Percival Birchwood
Percival Birchwood is a Portland-born quantitative trader, fund manager, and educator who turned early pattern-spotting talent into disciplined systems. He now channels that experience into Mindzo Investment Union, guiding thousands of learners through real-market, rule-based training.
Overview
Percival Birchwood, born in 1968 in Portland, Oregon, built his career at the intersection of business, computer science, and markets. After graduating in business management and later completing advanced studies in computer science, he moved from intuitive trading into fully encoded rule sets and systematic models. Recognition in emerging markets fund management reinforced his belief that robust processes, not charisma, should sit at the center of investing. In 2011 he co-founded Mindzo Investment Union with friends, designing a live-market program that teaches learners to operate with discipline, document their rules, and treat every trade as data. Today he continues to refine scalable decision-support architectures while mentoring the next generation of practitioners.
- Strengths: Pattern recognition, quantitative rigor, calm decision-making under stress.
- Focus: Systematic investing, emerging markets, practice-led financial education.

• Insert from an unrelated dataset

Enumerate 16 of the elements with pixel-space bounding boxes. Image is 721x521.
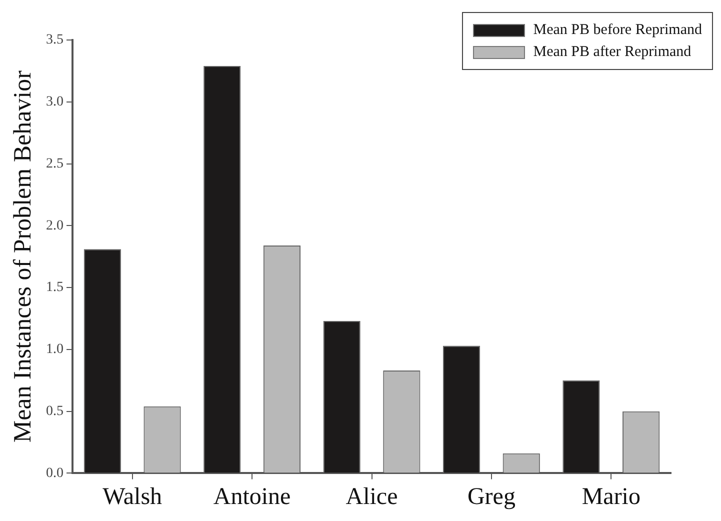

- Responsibilities: Guiding strategy at Mindzo Investment Union and shaping real-market training frameworks.
Practical Highlights
Career Highlights
Systematic Trading & Market Anomalies
Birchwood studies how subtle patterns in price action can be converted into robust, testable strategies. His work emphasizes rule encoding, validation, and risk-aware position sizing across equities, futures, and multi-asset portfolios.

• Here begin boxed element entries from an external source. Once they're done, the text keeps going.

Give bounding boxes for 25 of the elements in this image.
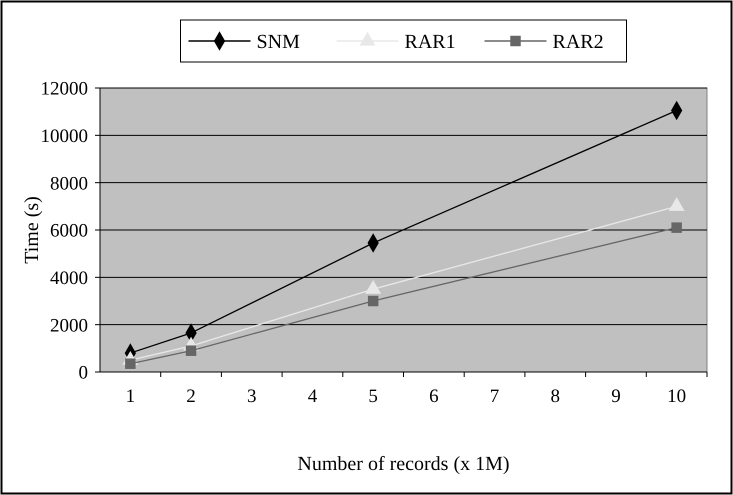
x-tick-label: 8 bbox=[550, 386, 560, 407]
x-tick-label: 6 bbox=[429, 386, 439, 407]
y-tick-label: 12000 bbox=[40, 78, 88, 100]
x-tick-label: 1 bbox=[126, 386, 136, 407]
x-tick-label: 2 bbox=[186, 386, 196, 407]
legend-label: RAR2 bbox=[552, 31, 604, 53]
point bbox=[671, 222, 682, 233]
x-tick-label: 10 bbox=[667, 386, 686, 407]
x-tick-label: 5 bbox=[368, 386, 378, 407]
legend-label: RAR1 bbox=[404, 31, 456, 53]
x-tick-label: 4 bbox=[308, 386, 318, 407]
y-tick-label: 2000 bbox=[50, 315, 88, 336]
y-tick-label: 8000 bbox=[50, 173, 88, 194]
legend-label: SNM bbox=[256, 31, 300, 53]
x-tick-label: 9 bbox=[611, 386, 621, 407]
y-tick-label: 6000 bbox=[50, 220, 88, 242]
y-tick-label: 4000 bbox=[50, 268, 88, 289]
x-tick-label: 7 bbox=[490, 386, 500, 407]
x-axis-title: Number of records (x 1M) bbox=[297, 453, 510, 475]
point bbox=[368, 296, 378, 306]
x-tick-label: 3 bbox=[247, 386, 256, 407]
y-axis-title: Time (s) bbox=[21, 196, 43, 264]
y-tick-label: 0 bbox=[78, 362, 88, 384]
point bbox=[186, 345, 196, 356]
y-tick-label: 10000 bbox=[40, 126, 88, 147]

Intelligent Decision-Support Engines
He focuses on building AI-enhanced decision-support systems that integrate machine learning with disciplined quant frameworks, aiming to shorten feedback loops while keeping human oversight and prudence at the core.
Practice-Led Finance Education
At Mindzo Investment Union, Birchwood designs live-market training environments where learners trade under supervision, analyze real outcomes, and develop long-term habits grounded in data, reflection, and structured experimentation.